Senior Emma Wheeler was one of them. She was first introduced to mindfulness meditation as a senior in high school when she was diagnosed with an autoimmune disorder, which causes cells in the body to attack themselves.

“At that point it seemed like some sort of hippie, new-age thing,” Wheeler said.

Wheeler had been experiencing emotional swings and suffering from depression from her diagnosis.

“I was expecting to play sports in college, and all of those plans for the future ended,” she said.

When she started at UM as a freshman, Wheeler became a participant in one of UM mindfulness researcher Amishi Jha’s studies.

Even before Rosillo, efforts to bring MT to UM had been coming from disparate elements of the university community, including Jha who researches the effect of short-term mindfulness on individuals in high-stress situations.

“She was measuring our focus, our grades, and how we felt emotionally,” Wheeler said.

Still, it wasn’t until Wheeler began practicing meditation on a daily basis that she truly noticed a difference. In between weekly meetings with the SIY Club, she practiced 20 minutes of focused meditation in the mornings.

Wheeler said her grades have gotten better, and her concentration has improved.

On her own, junior Lucy Hartwell has also seen the benefits of practicing mindfulness meditation using an app called Headspace. It starts the user off with 10 consecutive days of 10-minute exercises and works its way up to 20-minute sessions.

“I’m a complete insomniac. I tend to over-think things, ruminate, and my mind spins,” Hartwell said. “Mindfulness has helped me step back and be able to see, so I can catch myself right at the beginning of it. In terms of sleeping, I can shut off my mind a lot faster.”

Coming together

While all these experiences transpired separately, Jha brought Rosillo, Kazickas and Hartwell together.

Together, the SIY club has transformed into Mindfulness Miami, and the members are in the process of applying to become an official student organization with COSO, despite Rosillo’s initial doubts.

“We felt like a community, and we didn’t want to lose that,” he said. “We didn’t want to get restricted by the school.”

Rosillo finally reasoned that he should emulate the ideas of the “Search Inside Yourself” author, who wants to create the conditions for world peace by making meditation available.

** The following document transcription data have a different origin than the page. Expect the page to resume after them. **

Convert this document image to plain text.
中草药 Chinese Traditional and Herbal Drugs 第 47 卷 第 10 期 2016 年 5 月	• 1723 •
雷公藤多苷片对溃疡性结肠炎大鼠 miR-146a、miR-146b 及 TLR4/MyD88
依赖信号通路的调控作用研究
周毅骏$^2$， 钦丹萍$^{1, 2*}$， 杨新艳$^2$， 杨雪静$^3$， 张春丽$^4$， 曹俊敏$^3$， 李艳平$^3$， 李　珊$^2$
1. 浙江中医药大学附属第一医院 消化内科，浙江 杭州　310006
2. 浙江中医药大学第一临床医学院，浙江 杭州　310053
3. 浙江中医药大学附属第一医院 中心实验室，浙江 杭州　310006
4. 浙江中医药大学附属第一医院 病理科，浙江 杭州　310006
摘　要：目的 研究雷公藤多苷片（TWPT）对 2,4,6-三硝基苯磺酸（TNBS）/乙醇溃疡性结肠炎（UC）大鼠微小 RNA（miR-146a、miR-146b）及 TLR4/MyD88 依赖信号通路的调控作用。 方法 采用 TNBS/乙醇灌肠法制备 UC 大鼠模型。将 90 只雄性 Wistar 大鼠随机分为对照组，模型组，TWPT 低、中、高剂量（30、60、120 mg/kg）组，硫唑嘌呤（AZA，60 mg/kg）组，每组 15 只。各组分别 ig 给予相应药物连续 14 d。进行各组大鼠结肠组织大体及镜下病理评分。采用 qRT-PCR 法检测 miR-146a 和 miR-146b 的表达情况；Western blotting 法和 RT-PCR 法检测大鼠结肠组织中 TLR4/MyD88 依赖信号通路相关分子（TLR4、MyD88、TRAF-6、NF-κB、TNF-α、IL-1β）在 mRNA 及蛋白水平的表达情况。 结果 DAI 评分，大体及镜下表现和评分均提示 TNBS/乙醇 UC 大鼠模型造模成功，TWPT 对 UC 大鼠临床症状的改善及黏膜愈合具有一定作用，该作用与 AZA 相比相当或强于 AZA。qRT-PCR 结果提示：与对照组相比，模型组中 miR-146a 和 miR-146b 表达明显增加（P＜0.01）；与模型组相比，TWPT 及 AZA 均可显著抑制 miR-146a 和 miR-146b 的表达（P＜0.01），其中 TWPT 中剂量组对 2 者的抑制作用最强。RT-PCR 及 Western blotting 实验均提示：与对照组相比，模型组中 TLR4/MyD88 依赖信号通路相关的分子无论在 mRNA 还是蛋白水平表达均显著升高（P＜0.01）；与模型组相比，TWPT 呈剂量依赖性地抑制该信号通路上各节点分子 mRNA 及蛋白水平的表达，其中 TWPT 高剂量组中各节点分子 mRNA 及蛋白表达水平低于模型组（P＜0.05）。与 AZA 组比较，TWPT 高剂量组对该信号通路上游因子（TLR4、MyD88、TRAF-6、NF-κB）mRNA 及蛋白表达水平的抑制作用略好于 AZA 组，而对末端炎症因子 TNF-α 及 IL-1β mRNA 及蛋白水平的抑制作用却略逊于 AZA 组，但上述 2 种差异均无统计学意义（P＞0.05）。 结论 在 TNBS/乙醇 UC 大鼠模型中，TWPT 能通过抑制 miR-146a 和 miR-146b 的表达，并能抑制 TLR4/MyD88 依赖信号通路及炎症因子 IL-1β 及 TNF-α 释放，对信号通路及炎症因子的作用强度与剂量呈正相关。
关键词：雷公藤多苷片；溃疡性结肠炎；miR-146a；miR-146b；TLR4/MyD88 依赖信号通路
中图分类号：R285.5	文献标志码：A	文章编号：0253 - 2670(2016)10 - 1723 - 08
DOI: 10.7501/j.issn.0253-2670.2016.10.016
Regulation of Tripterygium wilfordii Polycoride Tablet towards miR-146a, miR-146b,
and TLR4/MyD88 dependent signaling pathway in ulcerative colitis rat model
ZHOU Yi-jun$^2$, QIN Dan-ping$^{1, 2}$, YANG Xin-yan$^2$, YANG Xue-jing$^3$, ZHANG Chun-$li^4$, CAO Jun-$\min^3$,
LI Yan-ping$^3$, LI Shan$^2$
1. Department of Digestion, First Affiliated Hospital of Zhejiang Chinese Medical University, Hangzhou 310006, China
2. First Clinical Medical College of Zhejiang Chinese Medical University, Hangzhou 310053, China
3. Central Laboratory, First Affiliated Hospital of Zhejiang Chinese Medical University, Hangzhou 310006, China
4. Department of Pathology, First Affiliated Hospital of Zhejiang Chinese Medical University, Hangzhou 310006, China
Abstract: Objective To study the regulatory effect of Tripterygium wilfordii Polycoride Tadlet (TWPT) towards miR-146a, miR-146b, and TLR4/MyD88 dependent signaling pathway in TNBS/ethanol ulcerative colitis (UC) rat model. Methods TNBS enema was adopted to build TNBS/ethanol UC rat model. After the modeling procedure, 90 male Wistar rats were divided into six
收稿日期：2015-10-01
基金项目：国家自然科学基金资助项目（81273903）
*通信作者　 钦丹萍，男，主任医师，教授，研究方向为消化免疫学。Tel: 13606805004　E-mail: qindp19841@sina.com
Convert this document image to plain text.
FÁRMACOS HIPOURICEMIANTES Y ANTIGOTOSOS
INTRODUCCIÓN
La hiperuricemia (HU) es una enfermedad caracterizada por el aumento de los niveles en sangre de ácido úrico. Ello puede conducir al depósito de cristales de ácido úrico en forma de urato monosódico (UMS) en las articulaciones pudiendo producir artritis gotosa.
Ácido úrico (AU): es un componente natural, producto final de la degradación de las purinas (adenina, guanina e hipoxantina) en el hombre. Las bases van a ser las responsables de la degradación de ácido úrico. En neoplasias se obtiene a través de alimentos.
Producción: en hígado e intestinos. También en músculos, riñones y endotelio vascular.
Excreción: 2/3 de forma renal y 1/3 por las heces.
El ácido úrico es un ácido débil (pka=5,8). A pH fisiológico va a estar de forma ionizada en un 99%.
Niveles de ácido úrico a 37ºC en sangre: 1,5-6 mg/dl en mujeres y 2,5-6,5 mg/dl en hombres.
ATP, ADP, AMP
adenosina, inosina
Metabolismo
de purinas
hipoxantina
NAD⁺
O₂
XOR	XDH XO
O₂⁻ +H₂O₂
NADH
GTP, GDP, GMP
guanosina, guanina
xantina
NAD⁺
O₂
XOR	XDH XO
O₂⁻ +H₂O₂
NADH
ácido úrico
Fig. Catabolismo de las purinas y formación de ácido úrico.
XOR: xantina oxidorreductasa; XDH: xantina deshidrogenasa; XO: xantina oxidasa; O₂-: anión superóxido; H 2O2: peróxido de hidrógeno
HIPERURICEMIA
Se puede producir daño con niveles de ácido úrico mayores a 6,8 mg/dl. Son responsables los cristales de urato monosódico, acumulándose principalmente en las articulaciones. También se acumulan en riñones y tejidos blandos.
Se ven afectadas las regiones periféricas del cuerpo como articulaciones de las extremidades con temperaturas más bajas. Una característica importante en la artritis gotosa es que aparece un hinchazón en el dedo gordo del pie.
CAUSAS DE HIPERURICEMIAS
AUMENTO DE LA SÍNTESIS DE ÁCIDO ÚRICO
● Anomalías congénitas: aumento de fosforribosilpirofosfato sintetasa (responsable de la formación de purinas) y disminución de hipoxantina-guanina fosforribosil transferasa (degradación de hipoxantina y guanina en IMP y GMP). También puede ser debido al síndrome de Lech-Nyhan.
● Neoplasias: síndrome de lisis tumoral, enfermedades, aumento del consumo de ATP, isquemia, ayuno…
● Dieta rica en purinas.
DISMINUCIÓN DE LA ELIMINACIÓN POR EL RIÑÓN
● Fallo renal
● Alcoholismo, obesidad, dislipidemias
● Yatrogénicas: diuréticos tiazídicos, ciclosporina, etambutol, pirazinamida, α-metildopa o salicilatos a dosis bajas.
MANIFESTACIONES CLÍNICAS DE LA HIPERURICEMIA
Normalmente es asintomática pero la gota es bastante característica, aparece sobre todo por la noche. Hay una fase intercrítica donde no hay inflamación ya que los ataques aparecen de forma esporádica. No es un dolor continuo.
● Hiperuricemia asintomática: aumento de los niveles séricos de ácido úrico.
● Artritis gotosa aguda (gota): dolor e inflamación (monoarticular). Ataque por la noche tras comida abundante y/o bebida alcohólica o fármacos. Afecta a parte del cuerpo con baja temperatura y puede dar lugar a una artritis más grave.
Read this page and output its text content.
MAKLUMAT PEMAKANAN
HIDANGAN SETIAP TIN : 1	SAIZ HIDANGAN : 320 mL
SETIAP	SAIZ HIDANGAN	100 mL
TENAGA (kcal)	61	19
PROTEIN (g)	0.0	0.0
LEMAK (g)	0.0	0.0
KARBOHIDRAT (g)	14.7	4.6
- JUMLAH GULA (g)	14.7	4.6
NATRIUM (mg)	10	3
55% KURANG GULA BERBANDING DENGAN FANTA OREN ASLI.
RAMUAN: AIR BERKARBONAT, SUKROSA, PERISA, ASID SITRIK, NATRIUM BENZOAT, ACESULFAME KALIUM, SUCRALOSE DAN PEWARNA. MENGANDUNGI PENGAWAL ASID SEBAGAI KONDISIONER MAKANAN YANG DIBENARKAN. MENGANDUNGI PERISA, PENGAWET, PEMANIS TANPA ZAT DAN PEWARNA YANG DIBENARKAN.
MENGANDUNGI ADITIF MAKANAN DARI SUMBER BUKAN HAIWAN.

“I wanted to make the benefits of meditation widely available to the University of Miami,” Rosillo said. “The best way to fulfill this mission is by becoming an official organization.”

Looking ahead

This decision aligns well with Jha’s goal, which is to make mindfulness initiatives sustainable on campus.

That entails bringing in guest speakers, holding retreats, starting up a lending library to share resources and CDs, and creating a mindfulness practice room.

“We’re hoping to have a mindful space where people can come and have set practices throughout the week,” Jha said.